Michael Jackson Biopic Reportedly Jeopardized By Unearthed Agreement With Family Of Misconduct Accuser
by Tom Breihan · StereogumThis October, the Michael Jackson biopic Michael is scheduled to open in theaters, and it’s probably going to be a big deal. The film, which has been in the works for years, has already wrapped production. It has a script from Gladiator screenwriter John Logan, and Training Day auteur Antoine Fuqua directed it. The Jackson estate was heavily involved in the production, and Michael’s nephew Jaafar will play the lead role. The October release date suggests that Michael will contend for Oscars, and producer Graham King was hugely successful on that front with his Queen biopic Bohemian Rhapsody. But now, the film’s future is in question because of a decades-old legal agreement that Jackson made with the family of a boy who accused him of sexual assault.
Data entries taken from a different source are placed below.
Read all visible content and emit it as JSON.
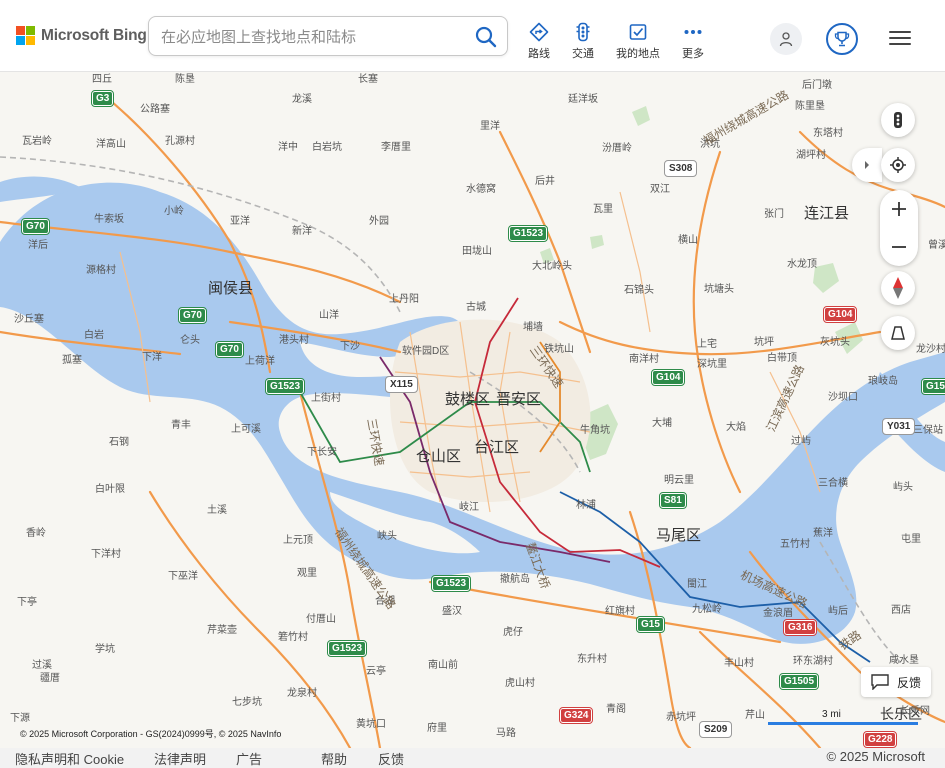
{
  "brand": {
    "name": "Microsoft Bing"
  },
  "search": {
    "placeholder": "在必应地图上查找地点和陆标",
    "value": ""
  },
  "nav": [
    {
      "label": "路线",
      "icon": "directions-icon"
    },
    {
      "label": "交通",
      "icon": "traffic-icon"
    },
    {
      "label": "我的地点",
      "icon": "my-places-icon"
    },
    {
      "label": "更多",
      "icon": "more-icon"
    }
  ],
  "map": {
    "districts": [
      "鼓楼区",
      "晋安区",
      "台江区",
      "仓山区",
      "马尾区",
      "闽侯县",
      "连江县",
      "长乐区"
    ],
    "places": [
      "四丘",
      "陈垦",
      "长塞",
      "龙溪",
      "廷洋坂",
      "后门墩",
      "公路塞",
      "瓦岩岭",
      "洋高山",
      "孔源村",
      "里洋",
      "洪坑",
      "陈里垦",
      "洋中",
      "白岩坑",
      "李厝里",
      "汾厝岭",
      "东塔村",
      "湖坪村",
      "水德窝",
      "后井",
      "双江",
      "牛索坂",
      "小岭",
      "亚洋",
      "外园",
      "瓦里",
      "张门",
      "洋后",
      "新洋",
      "田垅山",
      "大北岭头",
      "横山",
      "曾溪",
      "水龙顶",
      "源格村",
      "上丹阳",
      "石锦头",
      "坑塘头",
      "沙丘塞",
      "白岩",
      "山洋",
      "古城",
      "埔墙",
      "灰坑头",
      "孤塞",
      "仑头",
      "下洋",
      "港头村",
      "下沙",
      "软件园D区",
      "铁坑山",
      "上宅",
      "坑坪",
      "龙沙村",
      "上荷洋",
      "上街村",
      "南洋村",
      "深坑里",
      "白带顶",
      "沙坝口",
      "青丰",
      "上可溪",
      "下长安",
      "牛角坑",
      "大埔",
      "大焰",
      "琅岐岛",
      "石钢",
      "白叶限",
      "明云里",
      "过屿",
      "三保站",
      "香岭",
      "土溪",
      "林浦",
      "三合横",
      "屿头",
      "上元顶",
      "峡头",
      "岐江",
      "五竹村",
      "蕉洋",
      "屯里",
      "下洋村",
      "下巫洋",
      "观里",
      "閩江",
      "九松岭",
      "金浪眉",
      "屿后",
      "西店",
      "下亭",
      "芹菜壶",
      "付厝山",
      "盛汉",
      "虎仔",
      "红旗村",
      "撤航岛",
      "过溪",
      "学坑",
      "箬竹村",
      "合湖",
      "东升村",
      "丰山村",
      "环东湖村",
      "咸水垦",
      "疆厝",
      "云亭",
      "南山前",
      "虎山村",
      "长乐网",
      "七步坑",
      "龙泉村",
      "马路",
      "府里",
      "芹山",
      "赤坑坪",
      "下源",
      "黄坑口",
      "青阁"
    ],
    "shields": [
      {
        "text": "G3",
        "color": "green"
      },
      {
        "text": "G70",
        "color": "green"
      },
      {
        "text": "G70",
        "color": "green"
      },
      {
        "text": "G70",
        "color": "green"
      },
      {
        "text": "G1523",
        "color": "green"
      },
      {
        "text": "G1523",
        "color": "green"
      },
      {
        "text": "G1523",
        "color": "green"
      },
      {
        "text": "G1523",
        "color": "green"
      },
      {
        "text": "G104",
        "color": "green"
      },
      {
        "text": "G104",
        "color": "red"
      },
      {
        "text": "G15",
        "color": "green"
      },
      {
        "text": "G1505",
        "color": "green"
      },
      {
        "text": "G1501",
        "color": "green"
      },
      {
        "text": "S308",
        "color": "white"
      },
      {
        "text": "S81",
        "color": "green"
      },
      {
        "text": "X115",
        "color": "white"
      },
      {
        "text": "Y031",
        "color": "white"
      },
      {
        "text": "G316",
        "color": "red"
      },
      {
        "text": "G324",
        "color": "red"
      },
      {
        "text": "S209",
        "color": "white"
      },
      {
        "text": "G228",
        "color": "red"
      }
    ],
    "roads": [
      "福州绕城高速公路",
      "福州绕城高速公路",
      "三环快速",
      "三环快速",
      "机场高速公路",
      "铁路",
      "江滨高速公路",
      "鳌江大桥"
    ],
    "scale": "3 mi",
    "attribution": "© 2025 Microsoft Corporation - GS(2024)0999号, © 2025 NavInfo",
    "feedback": "反馈"
  },
  "footer": {
    "links": [
      "隐私声明和 Cookie",
      "法律声明",
      "广告",
      "帮助",
      "反馈"
    ],
    "copyright": "© 2025 Microsoft"
  },
  "colors": {
    "water": "#a8c8ec",
    "land": "#f7f6f2",
    "highway": "#f29a4b",
    "green": "#c9e3c0",
    "accent": "#1f67c3"
  }
}
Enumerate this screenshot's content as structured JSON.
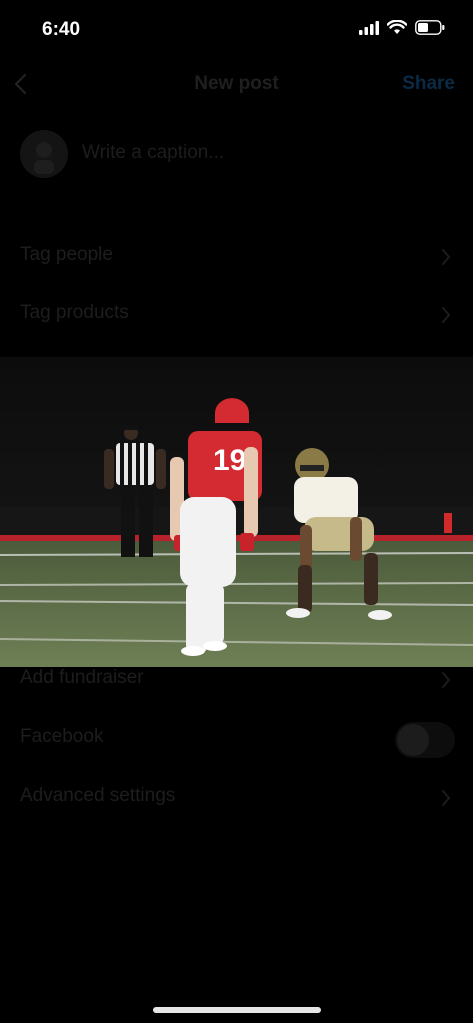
{
  "status_bar": {
    "time": "6:40"
  },
  "header": {
    "title": "New post",
    "share_label": "Share"
  },
  "caption": {
    "placeholder": "Write a caption..."
  },
  "options": {
    "tag_people": "Tag people",
    "tag_products": "Tag products",
    "add_fundraiser": "Add fundraiser",
    "facebook": "Facebook",
    "advanced_settings": "Advanced settings"
  },
  "toggles": {
    "facebook_enabled": false
  },
  "photo": {
    "jersey_number": "19",
    "icon": "photo-preview"
  },
  "colors": {
    "background": "#000000",
    "share_blue": "#0095f6",
    "jersey_red": "#d42a32"
  }
}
As Screenrant points out, journalist Matt Belloni, in his Puck newsletter, has reported that the final act of Michael cannot legally be used. Belloni has seen the movie’s script, and he reports that its ending centers on the lawsuit from Evan Chandler, whose 13-year-old son Jordan accused Jackson of sexual abuse. According to Belloni, the script maintains that Jackson was innocent and that the movie “depicts Jackson as the naïve victim of the money-grubbing Chandler.”
Michael Jackson settled the Chandlers’ lawsuit out of court, and he was later found not guilty in two separate sex-abuse cases. According to Belloni, the final act of Michael revolves around conversations that Jackson had with lawyers like Johnnie Cochran and John Branca over whether to pay off the Chandlers. Branca, now one of the executors of Jackson’s estate, is one of the movie’s producers, and he’s portrayed onscreen by Miles Teller.
Now, Belloni says that the movie will be legally prohibited from using those scenes because of Jackson’s out-of-court settlement with the Chandlers: “Years before signing off on the Michael movie with the Chandlers featured in the script, Jackson’s team agreed they would never include the family in any such movie.” Reportedly, the agreement prohibits Jackson’s estate from using the Chandlers in any dramatic story. Michael already has an estimated $150 million budget, but it may have to go through serious rewrites and reshoots before it can be released.
Even without that ending, Michael already faces heavy scrutiny simply by existing. Dan Reed directed Leaving Neverland, the HBO documentary focused on more abuse allegations against Jackson, and he wrote a Guardian opinion piece in which he argued that Michael “will glorify a man who raped children.”
As of right now, Michael is scheduled to open 10/3.